Arap-İslam zirvesi kararlarının uygulanmasına yönelik mekanizmalar neler?

Riyad’daki Arap-İslam zirvesine katılan liderlerin grup fotoğrafı (SPA)
Riyad’daki Arap-İslam zirvesine katılan liderlerin grup fotoğrafı (SPA)

Arap Birliği (AL), Suudi Arabistan’ın başkenti Riyad’ın ev sahipliğinde düzenlenen olağanüstü ortak Arap-İslam zirvesinde alınan kararların uygulanması için harekete geçti.

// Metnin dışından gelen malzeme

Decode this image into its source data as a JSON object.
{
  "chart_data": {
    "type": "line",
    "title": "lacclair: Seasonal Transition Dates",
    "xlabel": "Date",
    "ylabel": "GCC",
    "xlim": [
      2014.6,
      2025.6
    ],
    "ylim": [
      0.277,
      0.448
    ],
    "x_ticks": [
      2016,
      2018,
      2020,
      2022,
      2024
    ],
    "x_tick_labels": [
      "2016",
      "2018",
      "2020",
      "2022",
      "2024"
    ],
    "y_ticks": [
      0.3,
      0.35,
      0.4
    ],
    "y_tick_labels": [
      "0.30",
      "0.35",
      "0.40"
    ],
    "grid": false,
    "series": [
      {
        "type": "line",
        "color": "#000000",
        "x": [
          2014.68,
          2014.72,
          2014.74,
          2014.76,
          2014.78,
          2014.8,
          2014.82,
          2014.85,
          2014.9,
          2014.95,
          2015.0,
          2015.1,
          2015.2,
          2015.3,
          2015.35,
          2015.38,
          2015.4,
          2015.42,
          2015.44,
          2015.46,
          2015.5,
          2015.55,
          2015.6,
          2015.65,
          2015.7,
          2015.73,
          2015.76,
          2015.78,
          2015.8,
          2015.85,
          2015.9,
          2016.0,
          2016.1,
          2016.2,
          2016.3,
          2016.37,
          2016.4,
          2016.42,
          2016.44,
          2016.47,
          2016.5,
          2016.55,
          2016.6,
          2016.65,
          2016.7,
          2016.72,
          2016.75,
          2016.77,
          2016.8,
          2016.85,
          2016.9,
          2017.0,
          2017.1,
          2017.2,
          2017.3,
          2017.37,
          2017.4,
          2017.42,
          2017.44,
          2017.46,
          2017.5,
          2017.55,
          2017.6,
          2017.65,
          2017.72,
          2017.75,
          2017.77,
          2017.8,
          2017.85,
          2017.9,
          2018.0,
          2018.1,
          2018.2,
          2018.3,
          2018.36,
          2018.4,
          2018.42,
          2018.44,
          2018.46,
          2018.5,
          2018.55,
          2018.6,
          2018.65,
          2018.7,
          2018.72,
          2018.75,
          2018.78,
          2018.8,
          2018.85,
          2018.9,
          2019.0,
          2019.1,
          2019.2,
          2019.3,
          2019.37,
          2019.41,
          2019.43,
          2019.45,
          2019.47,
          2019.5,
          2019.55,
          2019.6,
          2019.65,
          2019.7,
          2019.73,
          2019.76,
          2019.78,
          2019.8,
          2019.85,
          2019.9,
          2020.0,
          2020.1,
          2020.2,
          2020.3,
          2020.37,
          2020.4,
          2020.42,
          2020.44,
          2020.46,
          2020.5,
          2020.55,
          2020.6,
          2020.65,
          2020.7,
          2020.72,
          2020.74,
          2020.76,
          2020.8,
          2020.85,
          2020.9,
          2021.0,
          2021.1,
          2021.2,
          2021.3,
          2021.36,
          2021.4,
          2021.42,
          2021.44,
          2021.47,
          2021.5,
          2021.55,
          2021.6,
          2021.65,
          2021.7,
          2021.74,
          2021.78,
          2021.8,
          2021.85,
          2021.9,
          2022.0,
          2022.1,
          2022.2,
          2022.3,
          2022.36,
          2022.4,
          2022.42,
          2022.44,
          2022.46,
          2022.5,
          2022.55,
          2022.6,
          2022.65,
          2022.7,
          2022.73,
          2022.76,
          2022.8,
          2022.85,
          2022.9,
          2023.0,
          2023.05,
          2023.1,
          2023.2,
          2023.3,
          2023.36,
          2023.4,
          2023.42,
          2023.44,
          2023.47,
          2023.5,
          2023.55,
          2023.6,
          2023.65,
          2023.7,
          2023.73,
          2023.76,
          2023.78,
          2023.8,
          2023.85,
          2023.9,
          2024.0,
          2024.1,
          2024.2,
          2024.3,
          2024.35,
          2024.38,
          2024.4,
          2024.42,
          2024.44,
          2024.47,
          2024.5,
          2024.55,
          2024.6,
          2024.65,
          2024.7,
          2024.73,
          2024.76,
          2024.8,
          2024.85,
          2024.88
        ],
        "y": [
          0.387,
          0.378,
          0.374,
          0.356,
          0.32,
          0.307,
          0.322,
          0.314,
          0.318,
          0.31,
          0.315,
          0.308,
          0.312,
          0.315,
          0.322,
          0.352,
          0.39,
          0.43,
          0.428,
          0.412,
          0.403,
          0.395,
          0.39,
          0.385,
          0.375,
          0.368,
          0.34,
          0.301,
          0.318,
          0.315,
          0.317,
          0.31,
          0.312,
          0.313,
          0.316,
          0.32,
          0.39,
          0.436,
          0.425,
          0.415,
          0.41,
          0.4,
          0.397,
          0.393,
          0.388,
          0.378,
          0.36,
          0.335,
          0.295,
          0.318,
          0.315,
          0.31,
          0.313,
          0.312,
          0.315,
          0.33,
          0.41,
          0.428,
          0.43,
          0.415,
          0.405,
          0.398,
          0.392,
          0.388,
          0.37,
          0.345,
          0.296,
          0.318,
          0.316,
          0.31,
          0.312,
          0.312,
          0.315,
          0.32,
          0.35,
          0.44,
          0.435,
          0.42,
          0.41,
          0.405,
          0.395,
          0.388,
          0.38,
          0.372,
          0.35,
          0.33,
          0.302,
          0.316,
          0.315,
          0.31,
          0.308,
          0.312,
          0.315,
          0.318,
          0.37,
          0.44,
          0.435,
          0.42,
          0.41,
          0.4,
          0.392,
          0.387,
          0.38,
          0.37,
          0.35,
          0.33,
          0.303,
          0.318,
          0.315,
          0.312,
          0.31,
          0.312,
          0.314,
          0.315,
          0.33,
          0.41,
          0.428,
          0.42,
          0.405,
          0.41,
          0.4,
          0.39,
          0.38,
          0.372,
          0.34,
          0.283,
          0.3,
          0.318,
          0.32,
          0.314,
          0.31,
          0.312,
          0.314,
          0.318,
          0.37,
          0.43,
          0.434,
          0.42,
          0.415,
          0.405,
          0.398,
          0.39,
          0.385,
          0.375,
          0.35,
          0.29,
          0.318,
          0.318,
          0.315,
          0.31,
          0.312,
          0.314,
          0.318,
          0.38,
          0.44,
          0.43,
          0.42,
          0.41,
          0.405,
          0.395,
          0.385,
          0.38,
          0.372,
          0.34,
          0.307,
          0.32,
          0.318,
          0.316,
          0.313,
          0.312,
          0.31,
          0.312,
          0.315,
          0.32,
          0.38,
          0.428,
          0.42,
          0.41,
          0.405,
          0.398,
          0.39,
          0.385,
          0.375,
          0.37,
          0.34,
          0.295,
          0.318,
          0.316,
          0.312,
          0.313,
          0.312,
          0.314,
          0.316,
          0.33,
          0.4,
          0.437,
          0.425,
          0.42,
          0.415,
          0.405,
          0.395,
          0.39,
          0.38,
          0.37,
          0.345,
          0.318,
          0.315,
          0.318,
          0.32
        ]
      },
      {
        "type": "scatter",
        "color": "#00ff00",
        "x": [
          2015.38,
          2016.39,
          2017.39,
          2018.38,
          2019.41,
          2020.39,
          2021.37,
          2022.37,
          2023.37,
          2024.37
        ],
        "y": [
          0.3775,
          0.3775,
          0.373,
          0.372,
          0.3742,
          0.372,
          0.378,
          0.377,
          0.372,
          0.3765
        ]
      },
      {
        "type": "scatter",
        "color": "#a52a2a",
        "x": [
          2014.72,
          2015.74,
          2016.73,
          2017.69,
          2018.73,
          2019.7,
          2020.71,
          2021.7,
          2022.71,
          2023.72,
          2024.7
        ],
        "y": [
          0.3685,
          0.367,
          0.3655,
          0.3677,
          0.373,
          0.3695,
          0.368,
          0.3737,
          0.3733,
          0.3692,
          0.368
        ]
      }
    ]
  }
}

AL Genel Sekreteri Sözcüsü Danışman Cemal Rüşdi, zirvede alınan kararların Arap Birliği Genel Sekreterliği ve İslami Eylem Örgütü’nün derhal uygulamaya koyacağı bir rehber ve eylem planı olduğunu belirtti.

Rüşdi, Şarku’l Avsat’a yaptığı açıklamada “Yürütme direktiflerini içeren kararların, ister Genel Sekreterlik’teki ilgili kurumlar aracılığıyla, isterse de her direktifin gereği olarak yurtdışındaki Arap büyükelçileri ile koordinasyon halinde olsun uygulamaya konulması için çalışmalar sürüyor” dedi.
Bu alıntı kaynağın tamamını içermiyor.